The mean level of salivary α-AND of German Landrace boars was 0.18 μg/mL [23]. In our study, the mean measured concentrations of α-AND were 0.012 μg/mL for the youngest boars, 0.019 μg/mL for a middle group of boars, and 0.026 μg/mL for the oldest boars. The levels of salivary β-AND were more balanced between groups. The mean level of salivary β-AND of German Landrace was 0.02 μg/mL [23]. Additionally, in this study, the mean measured levels of β-AND were 0.017 μg/mL for the youngest boars, 0.022 μg/mL for a middle group, and 0.018 μg/mL for the oldest boars. The differences could be caused by using different breeds and hybrids with different seasonality in these studies. Walstra et al. [24] observed higher levels of androstenone in adipose tissue of pigs during the summer in most European countries. Next significant breed differences in 16-androstenes levels among Duroc, Hampshire, Landrace and Yorkshire were reported [25]. For the next evaluation, it would be good to compare groups of most used hybrid boars because of their routine use in fattening. According to Hurden et al. [26], in testis, there predominates a reduction in AND to its 3β isomer so that the saliva contains lower levels of β-AND. Booth [27] had reported that the concentration of β-AND exceeded that of α-AND in post-pubertal testes and that α-AND is the dominant component in submaxillary salivary glands at all ages. This was confirmed by our results only in one case, as the oldest boars had higher levels of α-AND in saliva than of the β isomer.
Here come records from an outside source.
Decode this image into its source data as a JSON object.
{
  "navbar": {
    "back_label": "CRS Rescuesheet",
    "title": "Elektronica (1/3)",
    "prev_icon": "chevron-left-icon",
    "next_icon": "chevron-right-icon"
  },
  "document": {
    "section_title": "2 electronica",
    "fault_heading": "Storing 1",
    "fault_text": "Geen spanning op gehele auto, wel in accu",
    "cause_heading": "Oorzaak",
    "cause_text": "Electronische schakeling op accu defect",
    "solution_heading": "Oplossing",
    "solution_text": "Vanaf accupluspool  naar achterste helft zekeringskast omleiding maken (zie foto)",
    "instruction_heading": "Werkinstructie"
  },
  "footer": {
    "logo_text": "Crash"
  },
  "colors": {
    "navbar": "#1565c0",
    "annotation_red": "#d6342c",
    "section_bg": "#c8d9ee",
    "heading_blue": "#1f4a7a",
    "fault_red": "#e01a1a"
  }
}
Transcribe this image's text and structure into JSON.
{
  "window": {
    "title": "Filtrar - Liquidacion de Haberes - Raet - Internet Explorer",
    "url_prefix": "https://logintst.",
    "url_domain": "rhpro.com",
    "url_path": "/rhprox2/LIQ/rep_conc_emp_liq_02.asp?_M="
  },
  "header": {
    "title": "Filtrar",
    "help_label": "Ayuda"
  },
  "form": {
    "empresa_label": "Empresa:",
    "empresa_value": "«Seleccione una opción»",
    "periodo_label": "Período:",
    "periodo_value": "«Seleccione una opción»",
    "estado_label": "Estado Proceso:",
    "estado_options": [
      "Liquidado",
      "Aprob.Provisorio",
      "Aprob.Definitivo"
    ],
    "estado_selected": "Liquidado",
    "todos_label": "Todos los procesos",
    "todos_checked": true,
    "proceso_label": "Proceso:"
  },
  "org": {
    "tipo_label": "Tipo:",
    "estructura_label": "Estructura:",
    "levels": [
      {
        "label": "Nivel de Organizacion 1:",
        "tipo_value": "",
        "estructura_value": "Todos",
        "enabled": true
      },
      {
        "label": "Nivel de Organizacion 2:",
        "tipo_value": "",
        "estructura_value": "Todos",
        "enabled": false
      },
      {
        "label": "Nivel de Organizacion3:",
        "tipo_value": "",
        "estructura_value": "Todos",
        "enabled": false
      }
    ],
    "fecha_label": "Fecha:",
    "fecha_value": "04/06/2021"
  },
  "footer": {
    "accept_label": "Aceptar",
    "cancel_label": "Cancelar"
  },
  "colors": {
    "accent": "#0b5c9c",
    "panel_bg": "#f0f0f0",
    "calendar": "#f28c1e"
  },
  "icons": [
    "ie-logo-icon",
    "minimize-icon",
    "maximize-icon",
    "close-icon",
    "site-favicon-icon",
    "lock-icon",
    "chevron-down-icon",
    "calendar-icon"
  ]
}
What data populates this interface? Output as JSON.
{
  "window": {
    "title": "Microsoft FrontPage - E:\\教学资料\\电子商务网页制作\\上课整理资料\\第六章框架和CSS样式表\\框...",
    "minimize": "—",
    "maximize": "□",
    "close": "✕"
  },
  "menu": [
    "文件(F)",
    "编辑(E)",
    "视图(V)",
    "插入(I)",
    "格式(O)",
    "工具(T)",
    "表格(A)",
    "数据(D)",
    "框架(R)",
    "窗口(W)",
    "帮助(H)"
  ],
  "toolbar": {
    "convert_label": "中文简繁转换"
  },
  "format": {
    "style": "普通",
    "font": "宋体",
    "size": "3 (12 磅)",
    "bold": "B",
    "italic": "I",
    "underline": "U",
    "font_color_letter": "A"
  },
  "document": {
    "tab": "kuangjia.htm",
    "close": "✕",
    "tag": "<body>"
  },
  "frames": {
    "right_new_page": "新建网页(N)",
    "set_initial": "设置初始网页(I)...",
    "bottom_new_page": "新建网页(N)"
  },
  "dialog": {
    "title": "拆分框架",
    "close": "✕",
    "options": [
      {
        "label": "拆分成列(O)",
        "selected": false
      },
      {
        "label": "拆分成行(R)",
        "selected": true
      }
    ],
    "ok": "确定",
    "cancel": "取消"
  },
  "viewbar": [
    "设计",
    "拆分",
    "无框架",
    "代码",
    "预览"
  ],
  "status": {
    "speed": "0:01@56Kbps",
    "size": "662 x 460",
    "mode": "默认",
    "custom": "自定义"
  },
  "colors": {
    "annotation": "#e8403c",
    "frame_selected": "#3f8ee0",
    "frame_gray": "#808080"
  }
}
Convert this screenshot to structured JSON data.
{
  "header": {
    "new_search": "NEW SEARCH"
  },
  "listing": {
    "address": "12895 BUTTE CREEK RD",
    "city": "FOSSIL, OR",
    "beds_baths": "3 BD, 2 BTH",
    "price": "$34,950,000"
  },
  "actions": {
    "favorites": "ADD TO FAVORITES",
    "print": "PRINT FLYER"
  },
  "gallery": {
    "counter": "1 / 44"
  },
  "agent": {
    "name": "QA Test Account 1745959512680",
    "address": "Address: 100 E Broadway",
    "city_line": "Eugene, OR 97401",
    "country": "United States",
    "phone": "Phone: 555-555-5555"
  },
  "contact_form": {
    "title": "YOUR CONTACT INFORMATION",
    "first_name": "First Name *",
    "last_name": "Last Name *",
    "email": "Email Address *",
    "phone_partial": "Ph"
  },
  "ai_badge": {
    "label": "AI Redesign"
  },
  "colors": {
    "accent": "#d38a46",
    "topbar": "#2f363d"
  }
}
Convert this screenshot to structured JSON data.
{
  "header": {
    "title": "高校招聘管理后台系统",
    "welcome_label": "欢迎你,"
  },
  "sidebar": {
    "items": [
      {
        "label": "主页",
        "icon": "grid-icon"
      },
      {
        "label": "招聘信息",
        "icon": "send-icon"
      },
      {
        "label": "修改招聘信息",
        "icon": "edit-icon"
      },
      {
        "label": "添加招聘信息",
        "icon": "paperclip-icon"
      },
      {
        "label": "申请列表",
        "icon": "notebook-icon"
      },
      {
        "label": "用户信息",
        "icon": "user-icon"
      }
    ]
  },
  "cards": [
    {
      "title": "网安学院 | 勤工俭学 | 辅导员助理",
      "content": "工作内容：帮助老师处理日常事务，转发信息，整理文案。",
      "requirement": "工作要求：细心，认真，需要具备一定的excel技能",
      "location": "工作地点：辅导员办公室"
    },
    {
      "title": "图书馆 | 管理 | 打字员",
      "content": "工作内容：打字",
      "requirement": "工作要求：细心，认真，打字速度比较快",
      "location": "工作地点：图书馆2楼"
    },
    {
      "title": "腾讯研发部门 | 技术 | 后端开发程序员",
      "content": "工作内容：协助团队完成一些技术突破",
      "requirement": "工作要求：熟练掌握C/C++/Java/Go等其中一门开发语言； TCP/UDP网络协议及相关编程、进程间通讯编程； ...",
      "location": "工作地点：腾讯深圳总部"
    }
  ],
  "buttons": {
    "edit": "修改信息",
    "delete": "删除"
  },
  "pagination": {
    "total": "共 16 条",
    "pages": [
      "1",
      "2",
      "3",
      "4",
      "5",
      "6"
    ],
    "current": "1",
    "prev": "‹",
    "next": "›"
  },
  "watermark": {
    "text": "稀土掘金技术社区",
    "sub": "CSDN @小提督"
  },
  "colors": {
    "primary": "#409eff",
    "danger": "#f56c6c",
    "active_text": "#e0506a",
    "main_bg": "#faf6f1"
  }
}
Our results confirmed previous studies, which showed the concentration of 5α-androstenone has a tendency to increase as boars become older and heavier [28]. The oldest boars reached the highest levels of androstenone concentration, and statistically significant differences among groups were found in concentrations of total salivary AND (p < 0.05). Booth et al. [19] had confirmed a positive correlation between 5α-androstenone concentration in the salivary gland and the submaxillary salivary gland weight. The lowest levels of androstenone in salivary glands are related to the smallest salivary glands. Similarly, positive correlations between age and submaxillary salivary gland weight (p < 0.001), age, and salivary AND concentration (p < 0.001) were observed. Moreover, positive relationships were found between body weight and submaxillary salivary gland weight (p < 0.001), submaxillary salivary gland weight and salivary β-AND concentration (p < 0.01), as well as submaxillary salivary gland weight and total salivary 5α-androstenone concentration (p < 0.001). Babol et al. [29] further stated positive correlations among 16-androstene steroids and synthesis of oestrogens and androgens. Booth et al. [19] had reported positive correlations between age and submaxillary salivary gland weight and stated that the submaxillary salivary gland’s weight increases with body weight and age, which is consistent with our results. Babol et al. [30] observed positive correlations between the concentrations of 16-androstene steroids in salivary glands and androstenone in fat. Positive correlations of boar taint compounds between different types of tissues offer the possibility to expand the field of research. For the future, it would be appropriate to measure androstenone as well as skatole for boar taint detection. More studies need to be executed to completely understand this problem.

5. Conclusions

In terms of animal welfare requirements and the possibility of a ban on castration, it is very important to know as much as possible about compounds responsible for boar taint. To recapitulate, salivary 5α-androstenone increases with boar age, and its appearance in boars’ saliva could be one of the most important precursors for future early detection of boar taint. We found the possibility of using this non-invasive method to examine androstenone concentration in boars’ saliva, which could improve animal welfare in fattening and meet both the consumers’ and pork producers’ expectations.